Qualität der Ausbildung
Von Seiten der Referendare wird eine Rückkehr zur Regelung der LAPO II vom 03.05.2009 gefordert. Dabei betonen wir ausdrücklich, dass es nicht um die Mehrbelastung von zwei Unterrichtsstunden geht, sondern darum, dass eine reibungslose Lehramtsausbildung nicht durch eine Festsetzung der Maximalstundenzahl gefährdet wird. Die Referendare befürchten, dass sich der Schwerpunkt im zweiten Jahr von einem Ausbildungs- hin zu einem bloßen Arbeitsverhältnis verschiebt.

Kompromiss?
Die wesentliche Sorge der Referendare gilt der Sicherstellung einer qualitativ hochwertigen Lehramtsausbildung, welche durch die angesprochenen Schwerpunkte in nicht unerheblichem Maße beeinträchtigt wird.
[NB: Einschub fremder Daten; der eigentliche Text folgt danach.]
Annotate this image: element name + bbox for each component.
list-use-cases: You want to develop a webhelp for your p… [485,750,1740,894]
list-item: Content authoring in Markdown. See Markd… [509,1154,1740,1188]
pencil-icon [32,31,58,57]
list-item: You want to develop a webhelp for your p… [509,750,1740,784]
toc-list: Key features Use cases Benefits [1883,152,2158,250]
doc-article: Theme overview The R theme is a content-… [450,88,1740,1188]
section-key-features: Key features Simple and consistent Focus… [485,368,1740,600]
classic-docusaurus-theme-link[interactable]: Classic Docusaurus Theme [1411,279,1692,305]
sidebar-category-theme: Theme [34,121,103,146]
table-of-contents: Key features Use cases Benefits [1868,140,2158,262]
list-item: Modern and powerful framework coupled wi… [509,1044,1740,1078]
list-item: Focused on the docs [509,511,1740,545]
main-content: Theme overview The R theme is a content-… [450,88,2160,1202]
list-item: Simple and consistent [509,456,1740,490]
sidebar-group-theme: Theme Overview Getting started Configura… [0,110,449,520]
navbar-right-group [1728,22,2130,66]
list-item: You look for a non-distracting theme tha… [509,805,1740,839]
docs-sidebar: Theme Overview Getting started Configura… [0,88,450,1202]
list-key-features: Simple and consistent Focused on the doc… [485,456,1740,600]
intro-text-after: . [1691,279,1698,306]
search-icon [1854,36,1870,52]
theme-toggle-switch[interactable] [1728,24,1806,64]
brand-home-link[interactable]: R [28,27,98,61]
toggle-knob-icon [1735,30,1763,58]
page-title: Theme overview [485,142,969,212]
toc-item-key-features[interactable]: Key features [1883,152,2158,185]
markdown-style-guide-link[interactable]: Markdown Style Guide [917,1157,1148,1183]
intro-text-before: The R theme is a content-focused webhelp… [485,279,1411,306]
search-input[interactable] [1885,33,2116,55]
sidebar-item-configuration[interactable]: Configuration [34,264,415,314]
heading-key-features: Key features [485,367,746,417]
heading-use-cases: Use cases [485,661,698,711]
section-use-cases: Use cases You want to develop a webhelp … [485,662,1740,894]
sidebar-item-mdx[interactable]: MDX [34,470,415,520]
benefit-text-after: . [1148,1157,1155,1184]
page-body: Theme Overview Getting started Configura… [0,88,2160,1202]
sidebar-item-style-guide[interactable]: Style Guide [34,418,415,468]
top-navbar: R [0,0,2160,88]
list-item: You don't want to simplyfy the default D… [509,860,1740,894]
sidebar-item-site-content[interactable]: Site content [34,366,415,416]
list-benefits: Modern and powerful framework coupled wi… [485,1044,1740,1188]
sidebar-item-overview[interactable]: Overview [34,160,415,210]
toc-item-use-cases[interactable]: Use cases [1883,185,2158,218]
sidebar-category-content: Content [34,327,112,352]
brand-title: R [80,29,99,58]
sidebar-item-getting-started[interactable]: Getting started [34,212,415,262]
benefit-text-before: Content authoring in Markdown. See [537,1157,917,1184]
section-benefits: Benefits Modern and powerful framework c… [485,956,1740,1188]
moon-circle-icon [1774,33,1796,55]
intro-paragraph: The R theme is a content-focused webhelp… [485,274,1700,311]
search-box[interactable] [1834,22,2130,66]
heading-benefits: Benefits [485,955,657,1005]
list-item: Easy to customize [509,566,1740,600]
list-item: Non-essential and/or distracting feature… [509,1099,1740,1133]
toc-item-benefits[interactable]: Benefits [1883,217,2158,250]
Die bisherige Regelung der LAPO II sichert das Betreuungsverhältnis von Mentor und Referendar. Sie betont außerdem den Ausbildungscharakter des zweijährigen Vorbereitungsdienstes. Sofern an der neuen Regelung festgehalten wird, fordern wir, dass die erhöhte Stundenzahl bei den Prüfungslehrproben in Form von längeren Freistellungen für die Lehrproben oder einer Verkürzung der Anzahl der Lehrproben berücksichtigt wird. Die Tatsache, dass beim einjährigen Referendariat weniger Stunden und nur die Hälfte der Lehrproben gefordert werden, stellt eine inakzeptable Ungleichbehandlung der sächsischen Referendare dar.

Die Referendare und Sprecher der Seminargruppen des Jahrgangs 2012/14



1 LAPO II §12, Verordnung des Sächsischen Staatsministeriums für Kultus über den Vorbereitungsdienst und die Zweite Staatsprüfung für Lehrämter an Schulen im Freistaat Sachsen.